Avale-la tant que tu peux ma grosse queue. Il se montrait directif envers moi et me parlait d’une voix autoritaire. J’étais très excité malgré une petite gêne causée par les miroirs de l’armoire qui réfléchissait toute la surface du lit et où je pouvais nous y voir. À plusieurs reprises. Philippe m’a répété que mon corps d’éphèbe lui plaisait beaucoup. Il m’a caressé, pétri, malaxé fermement avant de s’amuser à tirer sur mes mamelons. Il y a frotté le bout de sa queue après m’avoir ordonné de bien mouiller son gland de salive. Et moi, pendant ce temps, ma seule envie était de lui obéir, de m’appliquer tellement cet homme me rendait dingue. Je ne voulais pas qu’il soit déçu par ma façon de faire. Tout en me baisant, il a continué de me parler. Il s’est d’abord couché sur moi puis, il m’a demandé de venir le chevaucher. Cette position lui a permis de caresser mes fesses et de toucher mon anus.
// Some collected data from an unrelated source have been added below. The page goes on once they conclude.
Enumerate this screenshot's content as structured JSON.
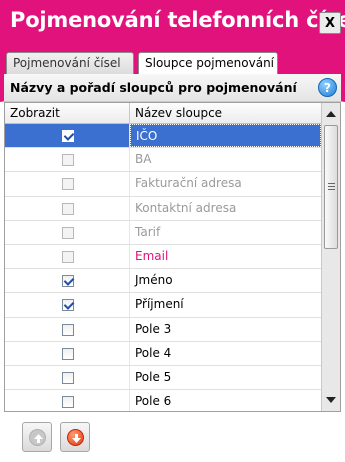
{
  "window": {
    "title": "Pojmenování telefonních čísel",
    "close_label": "X"
  },
  "tabs": [
    {
      "label": "Pojmenování čísel",
      "active": false
    },
    {
      "label": "Sloupce pojmenování",
      "active": true
    }
  ],
  "section": {
    "title": "Názvy a pořadí sloupců pro pojmenování",
    "help_icon": "help-icon"
  },
  "grid": {
    "columns": [
      "Zobrazit",
      "Název sloupce"
    ],
    "rows": [
      {
        "name": "IČO",
        "checked": true,
        "enabled": true,
        "selected": true,
        "color": "normal"
      },
      {
        "name": "BA",
        "checked": false,
        "enabled": false,
        "selected": false,
        "color": "disabled"
      },
      {
        "name": "Fakturační adresa",
        "checked": false,
        "enabled": false,
        "selected": false,
        "color": "disabled"
      },
      {
        "name": "Kontaktní adresa",
        "checked": false,
        "enabled": false,
        "selected": false,
        "color": "disabled"
      },
      {
        "name": "Tarif",
        "checked": false,
        "enabled": false,
        "selected": false,
        "color": "disabled"
      },
      {
        "name": "Email",
        "checked": false,
        "enabled": false,
        "selected": false,
        "color": "accent"
      },
      {
        "name": "Jméno",
        "checked": true,
        "enabled": true,
        "selected": false,
        "color": "normal"
      },
      {
        "name": "Příjmení",
        "checked": true,
        "enabled": true,
        "selected": false,
        "color": "normal"
      },
      {
        "name": "Pole 3",
        "checked": false,
        "enabled": true,
        "selected": false,
        "color": "normal"
      },
      {
        "name": "Pole 4",
        "checked": false,
        "enabled": true,
        "selected": false,
        "color": "normal"
      },
      {
        "name": "Pole 5",
        "checked": false,
        "enabled": true,
        "selected": false,
        "color": "normal"
      },
      {
        "name": "Pole 6",
        "checked": false,
        "enabled": true,
        "selected": false,
        "color": "normal"
      }
    ]
  },
  "footer": {
    "move_up_icon": "arrow-up-icon",
    "move_up_enabled": false,
    "move_down_icon": "arrow-down-icon",
    "move_down_enabled": true
  },
  "colors": {
    "brand": "#e2127c",
    "selection": "#3b6fd0",
    "disabled_text": "#9a9a9a"
  }
}
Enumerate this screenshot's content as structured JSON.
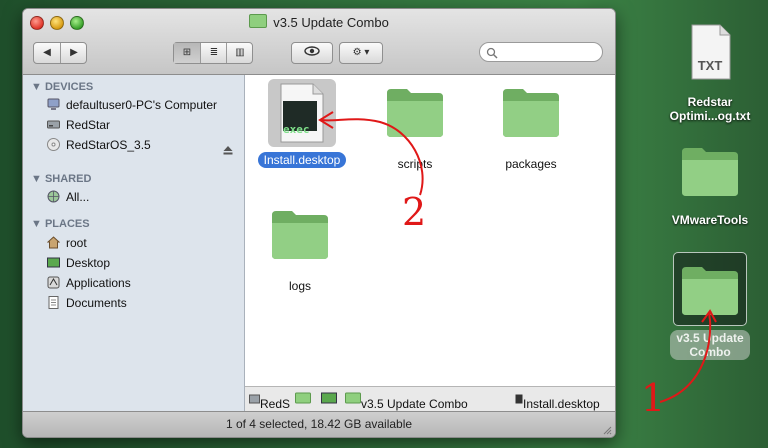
{
  "window": {
    "title": "v3.5 Update Combo",
    "toolbar": {
      "back_label": "◀",
      "forward_label": "▶",
      "view_icon_label": "⊞",
      "view_list_label": "≣",
      "view_column_label": "▥",
      "quicklook_label": "👁",
      "action_label": "⚙ ▾",
      "search_placeholder": "",
      "search_value": ""
    }
  },
  "sidebar": {
    "devices_header": "DEVICES",
    "devices": [
      {
        "label": "defaultuser0-PC's Computer",
        "icon": "computer-icon"
      },
      {
        "label": "RedStar",
        "icon": "harddisk-icon"
      },
      {
        "label": "RedStarOS_3.5",
        "icon": "disc-icon"
      }
    ],
    "shared_header": "SHARED",
    "shared": [
      {
        "label": "All...",
        "icon": "network-icon"
      }
    ],
    "places_header": "PLACES",
    "places": [
      {
        "label": "root",
        "icon": "home-icon"
      },
      {
        "label": "Desktop",
        "icon": "desktop-icon"
      },
      {
        "label": "Applications",
        "icon": "applications-icon"
      },
      {
        "label": "Documents",
        "icon": "documents-icon"
      }
    ]
  },
  "content": {
    "items": [
      {
        "label": "Install.desktop",
        "type": "exec",
        "icon_text": "exec",
        "selected": true
      },
      {
        "label": "scripts",
        "type": "folder",
        "selected": false
      },
      {
        "label": "packages",
        "type": "folder",
        "selected": false
      },
      {
        "label": "logs",
        "type": "folder",
        "selected": false
      }
    ]
  },
  "pathbar": {
    "seg1": "RedS",
    "seg2": "v3.5 Update Combo",
    "seg3": "Install.desktop"
  },
  "status": "1 of 4 selected, 18.42 GB available",
  "desktop": {
    "items": [
      {
        "label": "Redstar Optimi...og.txt",
        "line1": "Redstar",
        "line2": "Optimi...og.txt",
        "icon_text": "TXT"
      },
      {
        "label": "VMwareTools"
      },
      {
        "label": "v3.5 Update Combo",
        "line1": "v3.5 Update",
        "line2": "Combo"
      }
    ]
  },
  "annotations": {
    "label_1": "1",
    "label_2": "2"
  },
  "colors": {
    "selection": "#3875d7",
    "folder_green": "#8fcf7e",
    "annotation_red": "#e01818",
    "sidebar_bg": "#dde4ec"
  }
}
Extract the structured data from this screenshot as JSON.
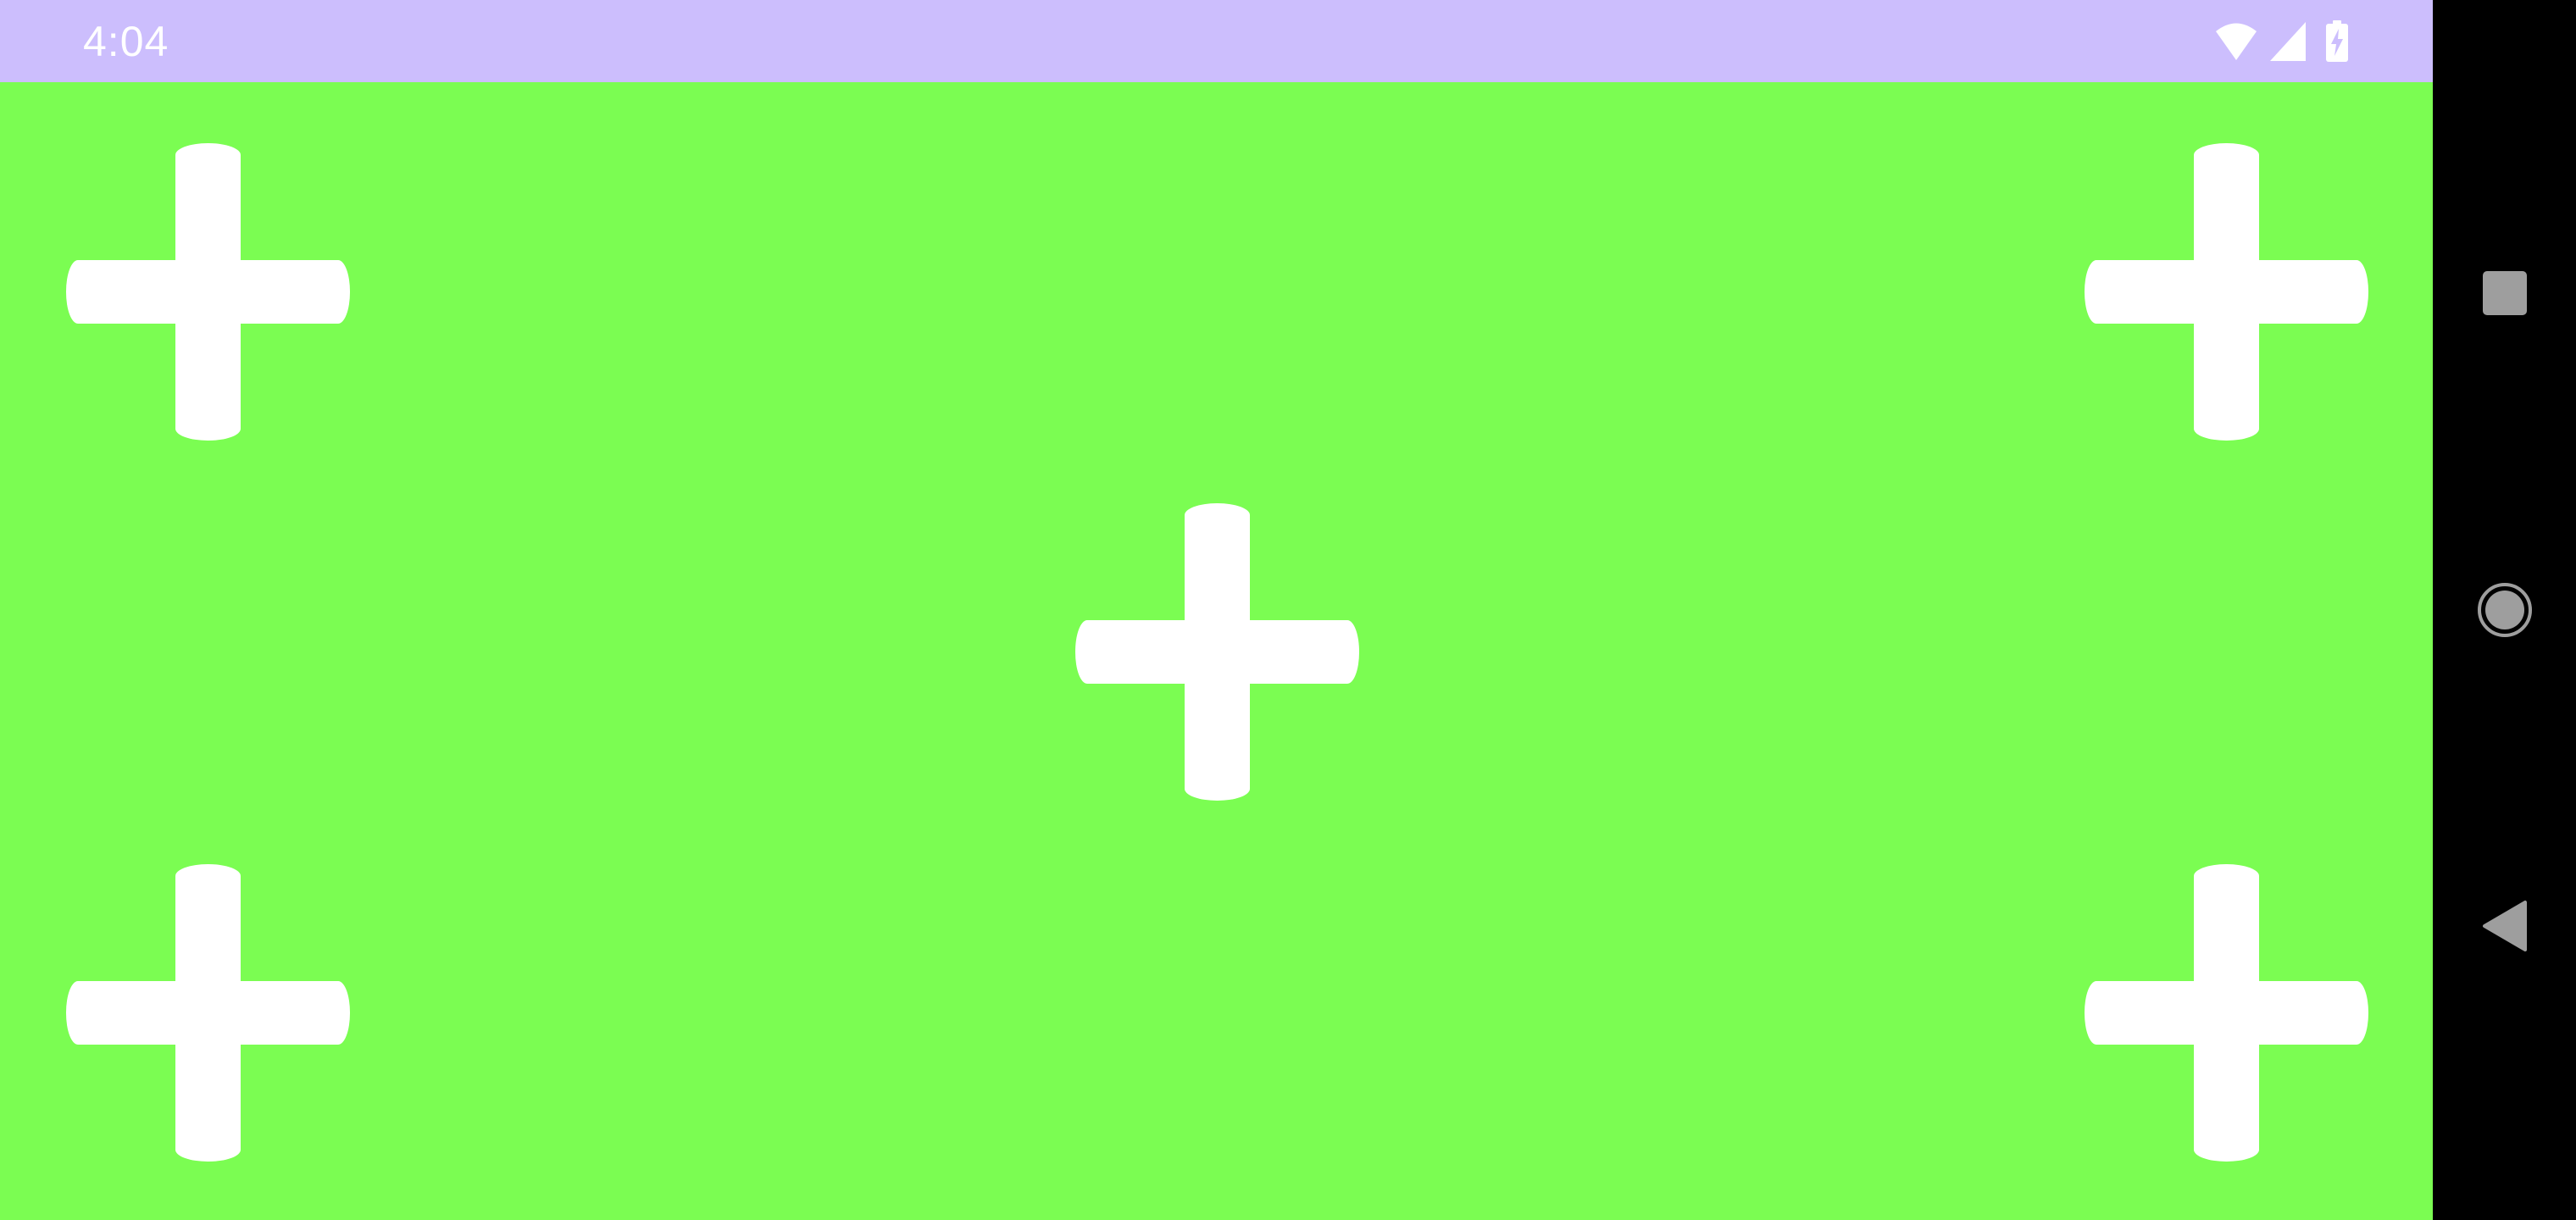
{
  "status_bar": {
    "time": "4:04",
    "icons": [
      "wifi-icon",
      "signal-icon",
      "battery-charging-icon"
    ],
    "background_color": "#CCBEFD"
  },
  "content": {
    "background_color": "#7BFD52",
    "crosshairs": [
      {
        "name": "crosshair-top-left",
        "icon": "plus-icon"
      },
      {
        "name": "crosshair-top-right",
        "icon": "plus-icon"
      },
      {
        "name": "crosshair-center",
        "icon": "plus-icon"
      },
      {
        "name": "crosshair-bottom-left",
        "icon": "plus-icon"
      },
      {
        "name": "crosshair-bottom-right",
        "icon": "plus-icon"
      }
    ],
    "crosshair_color": "#FFFFFF"
  },
  "navigation_bar": {
    "buttons": [
      "recents-icon",
      "home-icon",
      "back-icon"
    ],
    "background_color": "#000000",
    "icon_color": "#9E9E9E"
  }
}
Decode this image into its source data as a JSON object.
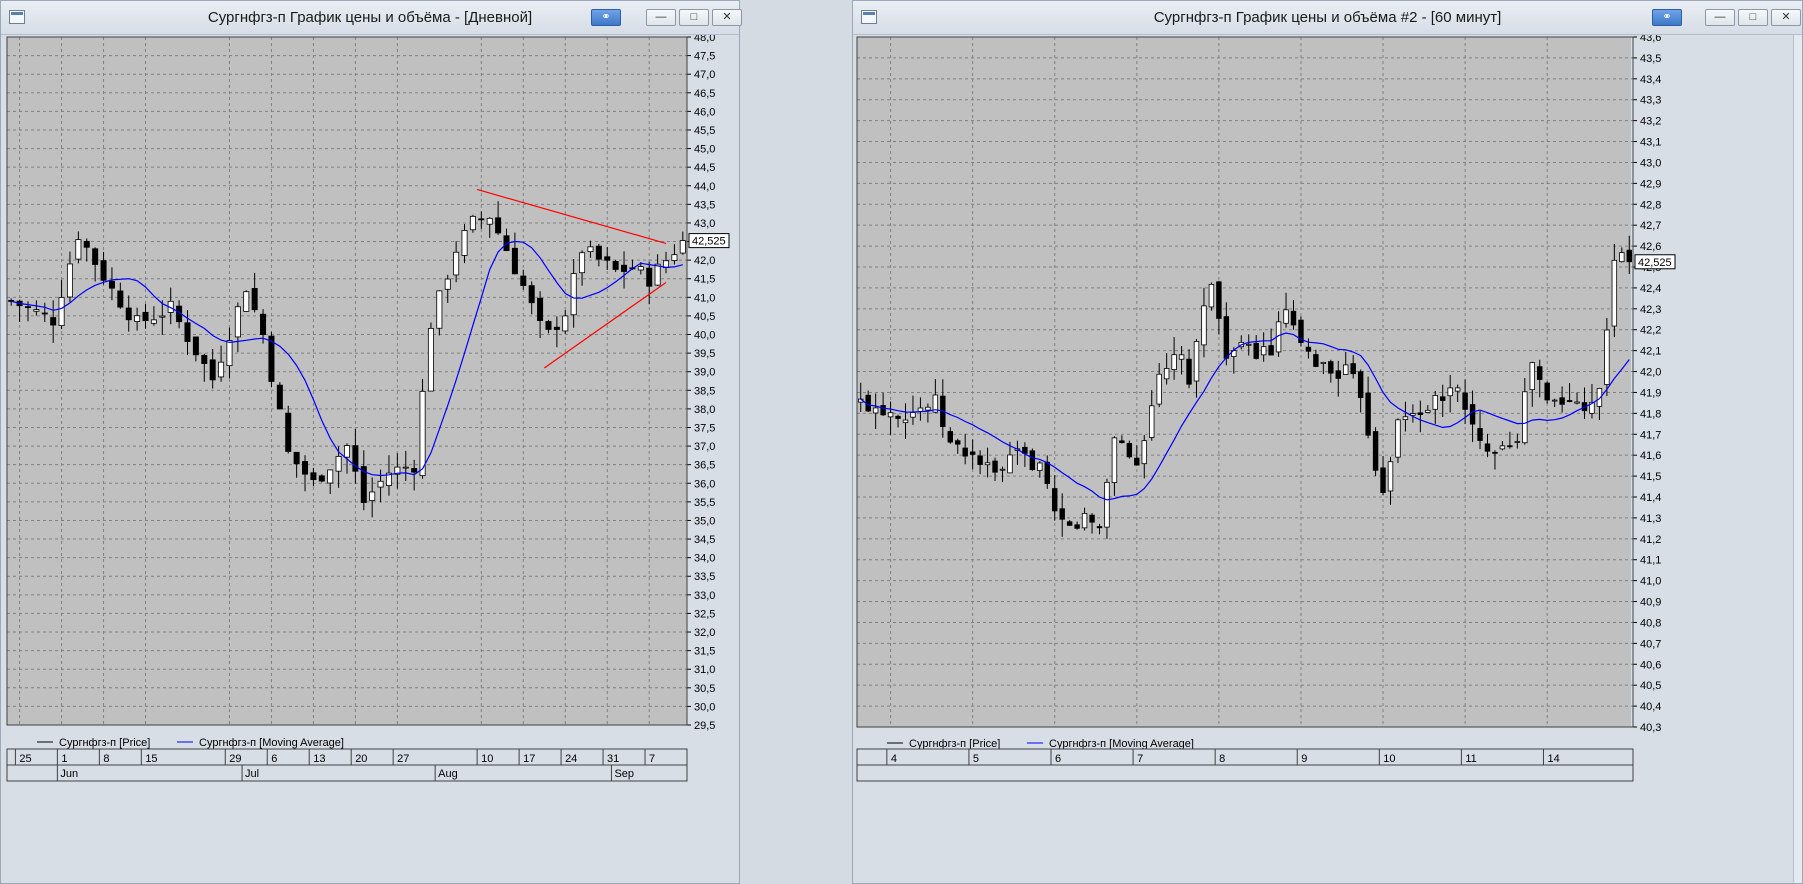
{
  "windows": [
    {
      "title": "Сургнфгз-п График цены и объёма - [Дневной]",
      "legend": [
        "Сургнфгз-п [Price]",
        "Сургнфгз-п [Moving Average]"
      ],
      "price_label": "42,525"
    },
    {
      "title": "Сургнфгз-п График цены и объёма #2 - [60 минут]",
      "legend": [
        "Сургнфгз-п [Price]",
        "Сургнфгз-п [Moving Average]"
      ],
      "price_label": "42,525"
    }
  ],
  "colors": {
    "plot_bg": "#c0c0c0",
    "up_candle": "#ffffff",
    "down_candle": "#000000",
    "ma_line": "#0000ff",
    "trendline": "#ff0000",
    "grid": "#808080"
  },
  "chart_data": [
    {
      "type": "candlestick",
      "interval": "Дневной",
      "ylim": [
        29.5,
        48.0
      ],
      "y_ticks": [
        "29,5",
        "30,0",
        "30,5",
        "31,0",
        "31,5",
        "32,0",
        "32,5",
        "33,0",
        "33,5",
        "34,0",
        "34,5",
        "35,0",
        "35,5",
        "36,0",
        "36,5",
        "37,0",
        "37,5",
        "38,0",
        "38,5",
        "39,0",
        "39,5",
        "40,0",
        "40,5",
        "41,0",
        "41,5",
        "42,0",
        "42,5",
        "43,0",
        "43,5",
        "44,0",
        "44,5",
        "45,0",
        "45,5",
        "46,0",
        "46,5",
        "47,0",
        "47,5",
        "48,0"
      ],
      "x_ticks": [
        {
          "label": "25",
          "index": 1
        },
        {
          "label": "1",
          "index": 6
        },
        {
          "label": "8",
          "index": 11
        },
        {
          "label": "15",
          "index": 16
        },
        {
          "label": "29",
          "index": 26
        },
        {
          "label": "6",
          "index": 31
        },
        {
          "label": "13",
          "index": 36
        },
        {
          "label": "20",
          "index": 41
        },
        {
          "label": "27",
          "index": 46
        },
        {
          "label": "10",
          "index": 56
        },
        {
          "label": "17",
          "index": 61
        },
        {
          "label": "24",
          "index": 66
        },
        {
          "label": "31",
          "index": 71
        },
        {
          "label": "7",
          "index": 76
        }
      ],
      "month_labels": [
        {
          "label": "Jun",
          "index": 6
        },
        {
          "label": "Jul",
          "index": 28
        },
        {
          "label": "Aug",
          "index": 51
        },
        {
          "label": "Sep",
          "index": 72
        }
      ],
      "bar_count": 81,
      "last_price": 42.525,
      "key_points": [
        [
          0,
          40.9
        ],
        [
          5,
          40.4
        ],
        [
          8,
          42.7
        ],
        [
          12,
          41.2
        ],
        [
          15,
          40.3
        ],
        [
          19,
          40.7
        ],
        [
          24,
          38.8
        ],
        [
          28,
          41.3
        ],
        [
          30,
          40.0
        ],
        [
          33,
          36.8
        ],
        [
          36,
          36.0
        ],
        [
          40,
          37.0
        ],
        [
          42,
          35.5
        ],
        [
          45,
          36.3
        ],
        [
          48,
          36.5
        ],
        [
          50,
          40.3
        ],
        [
          53,
          42.3
        ],
        [
          55,
          43.0
        ],
        [
          57,
          43.2
        ],
        [
          59,
          42.3
        ],
        [
          61,
          41.3
        ],
        [
          63,
          40.2
        ],
        [
          64,
          40.0
        ],
        [
          66,
          40.6
        ],
        [
          68,
          42.3
        ],
        [
          70,
          42.0
        ],
        [
          72,
          41.7
        ],
        [
          74,
          41.8
        ],
        [
          76,
          41.5
        ],
        [
          78,
          42.0
        ],
        [
          80,
          42.525
        ]
      ],
      "trendlines": [
        {
          "from": [
            55.5,
            43.9
          ],
          "to": [
            78,
            42.45
          ]
        },
        {
          "from": [
            63.5,
            39.1
          ],
          "to": [
            78,
            41.4
          ]
        }
      ]
    },
    {
      "type": "candlestick",
      "interval": "60 минут",
      "ylim": [
        40.3,
        43.6
      ],
      "y_ticks": [
        "40,3",
        "40,4",
        "40,5",
        "40,6",
        "40,7",
        "40,8",
        "40,9",
        "41,0",
        "41,1",
        "41,2",
        "41,3",
        "41,4",
        "41,5",
        "41,6",
        "41,7",
        "41,8",
        "41,9",
        "42,0",
        "42,1",
        "42,2",
        "42,3",
        "42,4",
        "42,5",
        "42,6",
        "42,7",
        "42,8",
        "42,9",
        "43,0",
        "43,1",
        "43,2",
        "43,3",
        "43,4",
        "43,5",
        "43,6"
      ],
      "x_ticks": [
        {
          "label": "4",
          "index": 4
        },
        {
          "label": "5",
          "index": 15
        },
        {
          "label": "6",
          "index": 26
        },
        {
          "label": "7",
          "index": 37
        },
        {
          "label": "8",
          "index": 48
        },
        {
          "label": "9",
          "index": 59
        },
        {
          "label": "10",
          "index": 70
        },
        {
          "label": "11",
          "index": 81
        },
        {
          "label": "14",
          "index": 92
        }
      ],
      "bar_count": 104,
      "last_price": 42.525,
      "key_points": [
        [
          0,
          41.85
        ],
        [
          6,
          41.8
        ],
        [
          10,
          41.85
        ],
        [
          12,
          41.65
        ],
        [
          15,
          41.6
        ],
        [
          18,
          41.5
        ],
        [
          21,
          41.6
        ],
        [
          24,
          41.55
        ],
        [
          26,
          41.3
        ],
        [
          28,
          41.25
        ],
        [
          30,
          41.3
        ],
        [
          32,
          41.25
        ],
        [
          34,
          41.7
        ],
        [
          37,
          41.55
        ],
        [
          39,
          41.85
        ],
        [
          40,
          41.95
        ],
        [
          43,
          42.1
        ],
        [
          44,
          41.9
        ],
        [
          46,
          42.35
        ],
        [
          47,
          42.4
        ],
        [
          49,
          42.1
        ],
        [
          52,
          42.1
        ],
        [
          55,
          42.1
        ],
        [
          57,
          42.3
        ],
        [
          59,
          42.1
        ],
        [
          61,
          42.05
        ],
        [
          63,
          42.0
        ],
        [
          65,
          42.0
        ],
        [
          67,
          41.9
        ],
        [
          69,
          41.55
        ],
        [
          70,
          41.45
        ],
        [
          72,
          41.75
        ],
        [
          74,
          41.8
        ],
        [
          77,
          41.85
        ],
        [
          79,
          41.9
        ],
        [
          80,
          41.95
        ],
        [
          81,
          41.8
        ],
        [
          83,
          41.65
        ],
        [
          86,
          41.65
        ],
        [
          88,
          41.7
        ],
        [
          90,
          42.05
        ],
        [
          92,
          41.85
        ],
        [
          95,
          41.85
        ],
        [
          97,
          41.85
        ],
        [
          99,
          41.9
        ],
        [
          101,
          42.55
        ],
        [
          103,
          42.525
        ]
      ]
    }
  ]
}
Il a laissé ses doigts sur mon anus et a ajouté : - J’ai très envie de te baiser encore et encore ! J’étais très excité par ses caresses expertes et sa manière de faire l’amour. Philippe était sûr de lui, il savait comment procurer du plaisir à un autre mec. Il m’a encore fait changé de position et m’a sodomisé. C’était viril et sensuel à la fois, violent et tendre. Jamais je n’avais ressenti quelque chose d’aussi fort. Je n’avais qu’à me laisser diriger, adopter la position qu’il désirait. J’ai été le premier à jouir et, tandis que j’étais en plein orgasme. Philippe s’est laissé aller avec moi. J’étais attaché la première fois qu’il m’a sodomisé. Je dois le préciser. Il m’avait portant promis… Philippe avait ligoté mes poignets et mes chevilles aux montants du lit et avait passé un gros coussin sous mon bassin pour faire saillir mes fesses. Il s’est installé derrière moi et a tenté d’écarter mes fesses. Je me suis crispé tant que j’ai pu et j’ai reçu une nouvelle claque, encore plus douloureuse. Philippe m’a encore fessé. Chose étrange, cette sensation d’être dominé de manière aussi brutale me faisait mouiller mais c’est d’abord…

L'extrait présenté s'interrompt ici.